As drug development methodologies improve, sophisticated modern treatment options will become more viable for large-scale commercial manufacture. If more developing countries are to meet the international target of 80% HIV treatment coverage (the original goal date was 2010), encouragement of local and international generics markets will have a key role to play.

Prevention and cure: research hurdles

Effective treatment is good news for people suffering from HIV / Aids today, but what are the prospects of preventing infection or even finding a cure for those at risk in the future? Research on methods of prevention has proved extremely frustrating over the years, although promising discoveries have reinvigorated efforts into developing more reliable preventive measures.

Post-exposure prophylaxis (PEP) and pre-exposure prophylaxis (PrEP) are anti-retroviral drugs indicated for use before and after potential HIV exposure, respectively to prevent infection. These prevention methods have shown some efficacy in animal and human trials, but neither has produced results strong enough to be considered conclusive.

“Promising discoveries have reinvigorated efforts into developing more reliable preventive measures for HIV / Aids.”

PEP has produced positive results in a trial among healthcare workers exposed to the virus through needle-stick injuries, reducing the risk of HIV infection by 81%, but at least 13 reported cases where PEP has failed to protect exposed healthcare workers from infection has called its efficacy into question.

Similarly, PrEP caused a stir in late 2010 when the results of iPrEX, an international Phase III clinical trial, showed that in 2,499 men and transgender women across several countries, taking PrEP reduced the infection rate by 44%.

Although rightly hailed as a significant breakthrough, many more large-scale studies are planned for different study populations (heterosexual women in southern Africa, for example) before any conclusion can be drawn.

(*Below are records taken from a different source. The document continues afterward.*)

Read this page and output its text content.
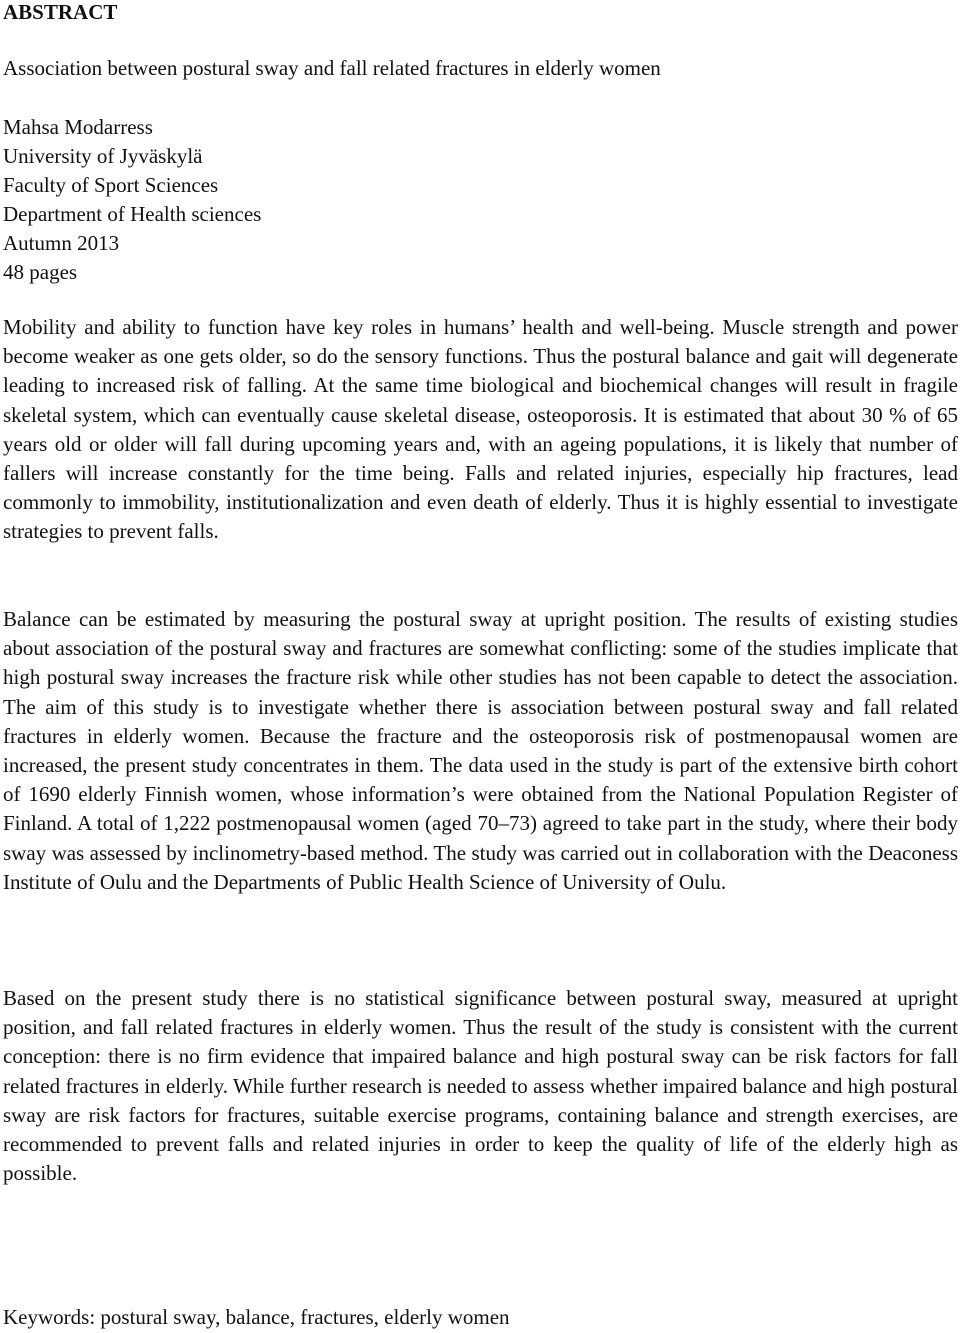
ABSTRACT

Association between postural sway and fall related fractures in elderly women

Mahsa Modarress
University of Jyväskylä
Faculty of Sport Sciences
Department of Health sciences
Autumn 2013
48 pages

Mobility and ability to function have key roles in humans’ health and well-being. Muscle strength and power become weaker as one gets older, so do the sensory functions. Thus the postural balance and gait will degenerate leading to increased risk of falling. At the same time biological and biochemical changes will result in fragile skeletal system, which can eventually cause skeletal disease, osteoporosis. It is estimated that about 30 % of 65 years old or older will fall during upcoming years and, with an ageing populations, it is likely that number of fallers will increase constantly for the time being. Falls and related injuries, especially hip fractures, lead commonly to immobility, institutionalization and even death of elderly. Thus it is highly essential to investigate strategies to prevent falls.

Balance can be estimated by measuring the postural sway at upright position. The results of existing studies about association of the postural sway and fractures are somewhat conflicting: some of the studies implicate that high postural sway increases the fracture risk while other studies has not been capable to detect the association. The aim of this study is to investigate whether there is association between postural sway and fall related fractures in elderly women. Because the fracture and the osteoporosis risk of postmenopausal women are increased, the present study concentrates in them. The data used in the study is part of the extensive birth cohort of 1690 elderly Finnish women, whose information’s were obtained from the National Population Register of Finland. A total of 1,222 postmenopausal women (aged 70–73) agreed to take part in the study, where their body sway was assessed by inclinometry-based method. The study was carried out in collaboration with the Deaconess Institute of Oulu and the Departments of Public Health Science of University of Oulu.

Based on the present study there is no statistical significance between postural sway, measured at upright position, and fall related fractures in elderly women. Thus the result of the study is consistent with the current conception: there is no firm evidence that impaired balance and high postural sway can be risk factors for fall related fractures in elderly. While further research is needed to assess whether impaired balance and high postural sway are risk factors for fractures, suitable exercise programs, containing balance and strength exercises, are recommended to prevent falls and related injuries in order to keep the quality of life of the elderly high as possible.

Keywords: postural sway, balance, fractures, elderly women
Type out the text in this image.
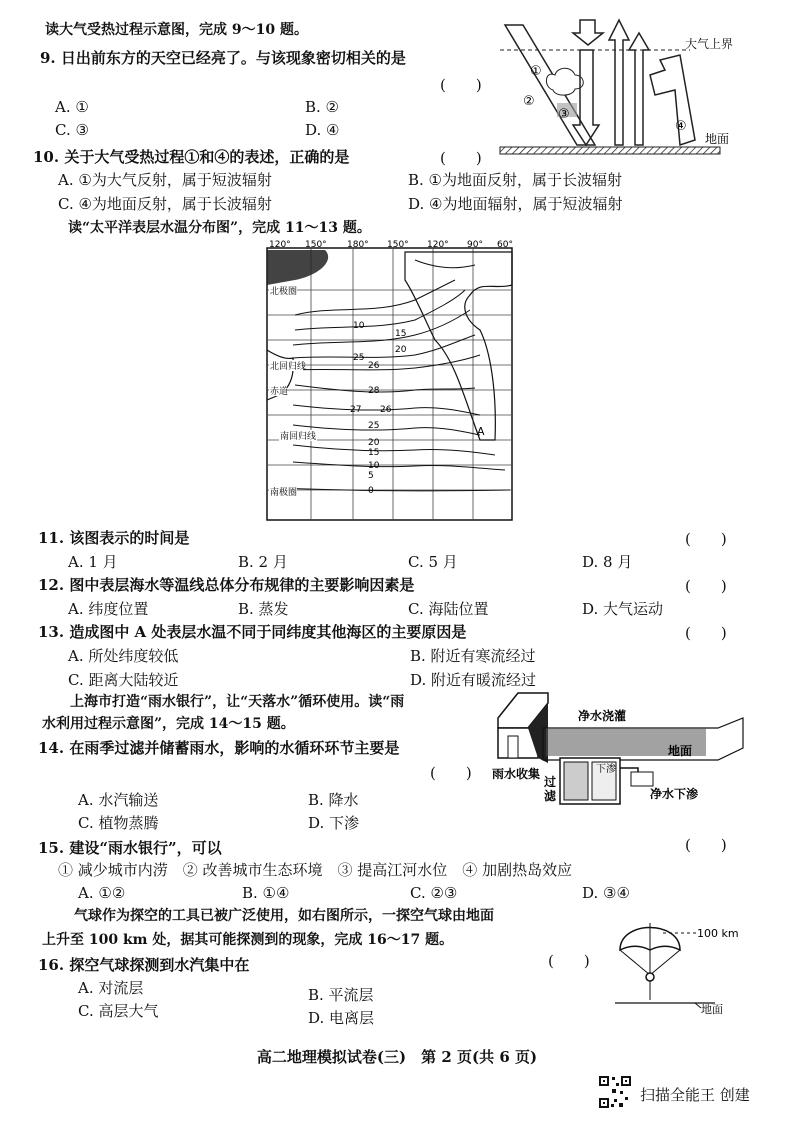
读大气受热过程示意图，完成 9～10 题。
大气上界
地面
①
②
③
④
9. 日出前东方的天空已经亮了。与该现象密切相关的是
(　　)
A. ①	B. ②
C. ③	D. ④
10. 关于大气受热过程①和④的表述，正确的是	(　　)
A. ①为大气反射，属于短波辐射	B. ①为地面反射，属于长波辐射
C. ④为地面反射，属于长波辐射	D. ④为地面辐射，属于短波辐射
读“太平洋表层水温分布图”，完成 11～13 题。
120° 150° 180° 150° 120° 90° 60°
10
15
20
25
26
28
27 26
25
20
15
10
5
0
北极圈
北回归线
赤道
南回归线
南极圈
A
11. 该图表示的时间是	(　　)
A. 1 月	B. 2 月	C. 5 月	D. 8 月
12. 图中表层海水等温线总体分布规律的主要影响因素是	(　　)
A. 纬度位置	B. 蒸发	C. 海陆位置	D. 大气运动
13. 造成图中 A 处表层水温不同于同纬度其他海区的主要原因是	(　　)
A. 所处纬度较低	B. 附近有寒流经过
C. 距离大陆较近	D. 附近有暖流经过
上海市打造“雨水银行”，让“天落水”循环使用。读“雨
水利用过程示意图”，完成 14～15 题。	净水浇灌
地面
下渗
雨水收集
过
滤	净水下渗
14. 在雨季过滤并储蓄雨水，影响的水循环环节主要是
(　　)
A. 水汽输送	B. 降水
C. 植物蒸腾	D. 下渗
15. 建设“雨水银行”，可以	(　　)
① 减少城市内涝　② 改善城市生态环境　③ 提高江河水位　④ 加剧热岛效应
A. ①②	B. ①④	C. ②③	D. ③④
气球作为探空的工具已被广泛使用，如右图所示，一探空气球由地面
上升至 100 km 处，据其可能探测到的现象，完成 16～17 题。	100 km
地面
16. 探空气球探测到水汽集中在	(　　)
A. 对流层	B. 平流层
C. 高层大气	D. 电离层
高二地理模拟试卷(三)　第 2 页(共 6 页)
扫描全能王 创建
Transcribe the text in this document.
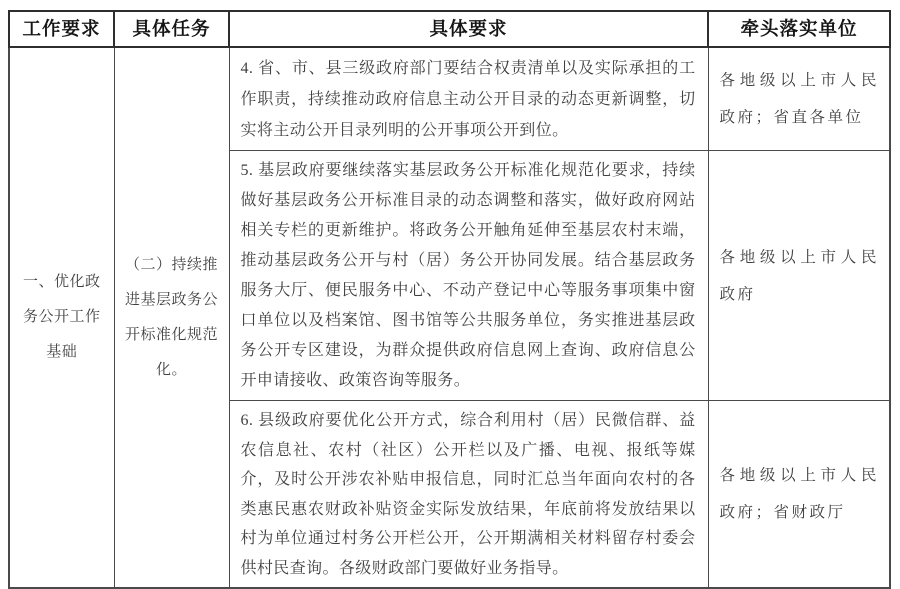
工作要求	具体任务	具体要求	牵头落实单位
一、优化政务公开工作基础	（二）持续推进基层政务公开标准化规范化。	4. 省、市、县三级政府部门要结合权责清单以及实际承担的工作职责，持续推动政府信息主动公开目录的动态更新调整，切实将主动公开目录列明的公开事项公开到位。	各地级以上市人民政府；省直各单位
		5. 基层政府要继续落实基层政务公开标准化规范化要求，持续做好基层政务公开标准目录的动态调整和落实，做好政府网站相关专栏的更新维护。将政务公开触角延伸至基层农村末端，推动基层政务公开与村（居）务公开协同发展。结合基层政务服务大厅、便民服务中心、不动产登记中心等服务事项集中窗口单位以及档案馆、图书馆等公共服务单位，务实推进基层政务公开专区建设，为群众提供政府信息网上查询、政府信息公开申请接收、政策咨询等服务。	各地级以上市人民政府
		6. 县级政府要优化公开方式，综合利用村（居）民微信群、益农信息社、农村（社区）公开栏以及广播、电视、报纸等媒介，及时公开涉农补贴申报信息，同时汇总当年面向农村的各类惠民惠农财政补贴资金实际发放结果，年底前将发放结果以村为单位通过村务公开栏公开，公开期满相关材料留存村委会供村民查询。各级财政部门要做好业务指导。	各地级以上市人民政府；省财政厅
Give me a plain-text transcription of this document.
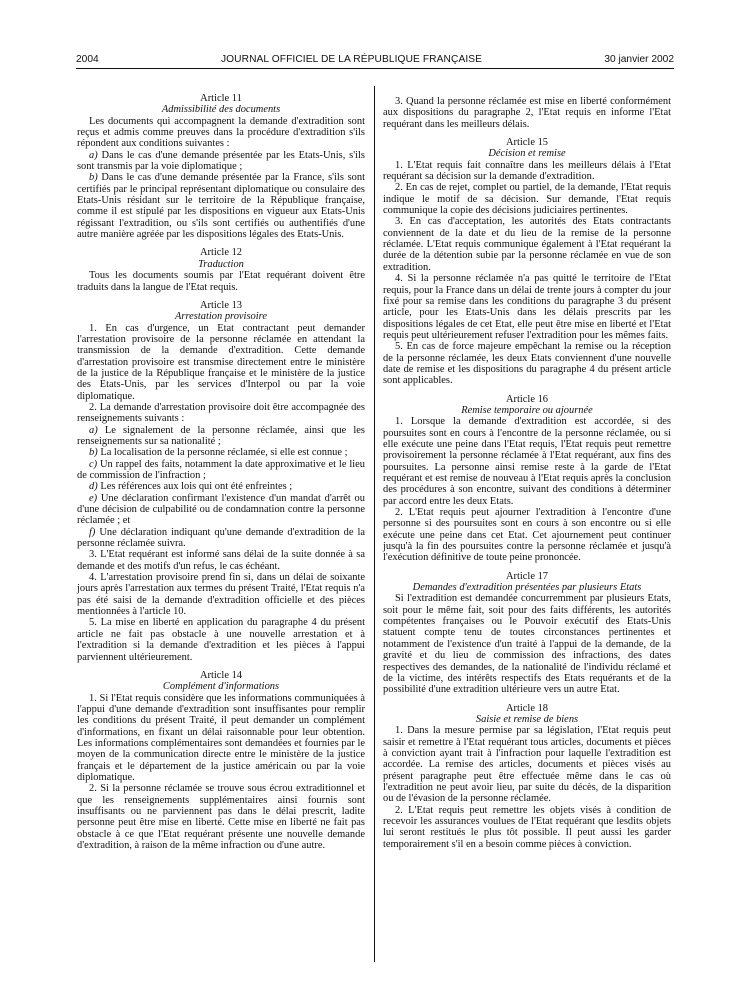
2004	JOURNAL OFFICIEL DE LA RÉPUBLIQUE FRANÇAISE	30 janvier 2002

Article 11

Admissibilité des documents

Les documents qui accompagnent la demande d'extradition sont reçus et admis comme preuves dans la procédure d'extradition s'ils répondent aux conditions suivantes :

a) Dans le cas d'une demande présentée par les Etats-Unis, s'ils sont transmis par la voie diplomatique ;

b) Dans le cas d'une demande présentée par la France, s'ils sont certifiés par le principal représentant diplomatique ou consulaire des Etats-Unis résidant sur le territoire de la République française, comme il est stipulé par les dispositions en vigueur aux Etats-Unis régissant l'extradition, ou s'ils sont certifiés ou authentifiés d'une autre manière agréée par les dispositions légales des Etats-Unis.

Article 12

Traduction

Tous les documents soumis par l'Etat requérant doivent être traduits dans la langue de l'Etat requis.

Article 13

Arrestation provisoire

1. En cas d'urgence, un Etat contractant peut demander l'arrestation provisoire de la personne réclamée en attendant la transmission de la demande d'extradition. Cette demande d'arrestation provisoire est transmise directement entre le ministère de la justice de la République française et le ministère de la justice des Etats-Unis, par les services d'Interpol ou par la voie diplomatique.

2. La demande d'arrestation provisoire doit être accompagnée des renseignements suivants :

a) Le signalement de la personne réclamée, ainsi que les renseignements sur sa nationalité ;

b) La localisation de la personne réclamée, si elle est connue ;

c) Un rappel des faits, notamment la date approximative et le lieu de commission de l'infraction ;

d) Les références aux lois qui ont été enfreintes ;

e) Une déclaration confirmant l'existence d'un mandat d'arrêt ou d'une décision de culpabilité ou de condamnation contre la personne réclamée ; et

f) Une déclaration indiquant qu'une demande d'extradition de la personne réclamée suivra.

3. L'Etat requérant est informé sans délai de la suite donnée à sa demande et des motifs d'un refus, le cas échéant.

4. L'arrestation provisoire prend fin si, dans un délai de soixante jours après l'arrestation aux termes du présent Traité, l'Etat requis n'a pas été saisi de la demande d'extradition officielle et des pièces mentionnées à l'article 10.

5. La mise en liberté en application du paragraphe 4 du présent article ne fait pas obstacle à une nouvelle arrestation et à l'extradition si la demande d'extradition et les pièces à l'appui parviennent ultérieurement.

Article 14

Complément d'informations

1. Si l'Etat requis considère que les informations communiquées à l'appui d'une demande d'extradition sont insuffisantes pour remplir les conditions du présent Traité, il peut demander un complément d'informations, en fixant un délai raisonnable pour leur obtention. Les informations complémentaires sont demandées et fournies par le moyen de la communication directe entre le ministère de la justice français et le département de la justice américain ou par la voie diplomatique.

2. Si la personne réclamée se trouve sous écrou extraditionnel et que les renseignements supplémentaires ainsi fournis sont insuffisants ou ne parviennent pas dans le délai prescrit, ladite personne peut être mise en liberté. Cette mise en liberté ne fait pas obstacle à ce que l'Etat requérant présente une nouvelle demande d'extradition, à raison de la même infraction ou d'une autre.

3. Quand la personne réclamée est mise en liberté conformément aux dispositions du paragraphe 2, l'Etat requis en informe l'Etat requérant dans les meilleurs délais.

Article 15

Décision et remise

1. L'Etat requis fait connaître dans les meilleurs délais à l'Etat requérant sa décision sur la demande d'extradition.

2. En cas de rejet, complet ou partiel, de la demande, l'Etat requis indique le motif de sa décision. Sur demande, l'Etat requis communique la copie des décisions judiciaires pertinentes.

3. En cas d'acceptation, les autorités des Etats contractants conviennent de la date et du lieu de la remise de la personne réclamée. L'Etat requis communique également à l'Etat requérant la durée de la détention subie par la personne réclamée en vue de son extradition.

4. Si la personne réclamée n'a pas quitté le territoire de l'Etat requis, pour la France dans un délai de trente jours à compter du jour fixé pour sa remise dans les conditions du paragraphe 3 du présent article, pour les Etats-Unis dans les délais prescrits par les dispositions légales de cet Etat, elle peut être mise en liberté et l'Etat requis peut ultérieurement refuser l'extradition pour les mêmes faits.

5. En cas de force majeure empêchant la remise ou la réception de la personne réclamée, les deux Etats conviennent d'une nouvelle date de remise et les dispositions du paragraphe 4 du présent article sont applicables.

Article 16

Remise temporaire ou ajournée

1. Lorsque la demande d'extradition est accordée, si des poursuites sont en cours à l'encontre de la personne réclamée, ou si elle exécute une peine dans l'Etat requis, l'Etat requis peut remettre provisoirement la personne réclamée à l'Etat requérant, aux fins des poursuites. La personne ainsi remise reste à la garde de l'Etat requérant et est remise de nouveau à l'Etat requis après la conclusion des procédures à son encontre, suivant des conditions à déterminer par accord entre les deux Etats.

2. L'Etat requis peut ajourner l'extradition à l'encontre d'une personne si des poursuites sont en cours à son encontre ou si elle exécute une peine dans cet Etat. Cet ajournement peut continuer jusqu'à la fin des poursuites contre la personne réclamée et jusqu'à l'exécution définitive de toute peine prononcée.

Article 17

Demandes d'extradition présentées par plusieurs Etats

Si l'extradition est demandée concurremment par plusieurs Etats, soit pour le même fait, soit pour des faits différents, les autorités compétentes françaises ou le Pouvoir exécutif des Etats-Unis statuent compte tenu de toutes circonstances pertinentes et notamment de l'existence d'un traité à l'appui de la demande, de la gravité et du lieu de commission des infractions, des dates respectives des demandes, de la nationalité de l'individu réclamé et de la victime, des intérêts respectifs des Etats requérants et de la possibilité d'une extradition ultérieure vers un autre Etat.

Article 18

Saisie et remise de biens

1. Dans la mesure permise par sa législation, l'Etat requis peut saisir et remettre à l'Etat requérant tous articles, documents et pièces à conviction ayant trait à l'infraction pour laquelle l'extradition est accordée. La remise des articles, documents et pièces visés au présent paragraphe peut être effectuée même dans le cas où l'extradition ne peut avoir lieu, par suite du décès, de la disparition ou de l'évasion de la personne réclamée.

2. L'Etat requis peut remettre les objets visés à condition de recevoir les assurances voulues de l'Etat requérant que lesdits objets lui seront restitués le plus tôt possible. Il peut aussi les garder temporairement s'il en a besoin comme pièces à conviction.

Microbicides are also a promising research area for HIV prevention, as Winston explains. “A microbicide is a gel that is used like a sexual lubricant, but it has anti-HIV drugs in it. So there are big microbicide studies in Africa, which also empowers women, because if a woman has this microbicide, she can administer it in her vagina before she has sex, which could prevent her from getting HIV. The results of the microbicides have been disappointing, but there are some studies starting now and it looks like we might be turning a corner there.”

The Berlin case

The search for a cure has also been fruitless thus far. The only major discovery came in a 2007 case in Berlin, where an HIV-positive male was given a bone marrow transplant to help treat acute myelogenous leukaemia (AML). The donor stem cells were partly chosen for a mutation that is resistant to HIV infection, and after the transplant doctors discovered that HIV levels had been eradicated in the patient. Although the discovery has again boosted interest in discovering a cure, the anecdotal nature of the case and the extreme risk of bone marrow transplants (the survival rate for these procedures is less than 30%) mean that any meaningful impact is a long way off.

Although genuine expectations for a cure might be a long way off, anti-retroviral therapy for HIV / Aids has never been better, and several meaningful steps in research for prevention and cure have laid a foundation on which drug developers can build. “I would hope that in the next ten years, we’ve got some more insight and something may be on the horizon,” says Winston. “I think people are a bit more hopeful that we could be nearer that turning point than we ever have been.”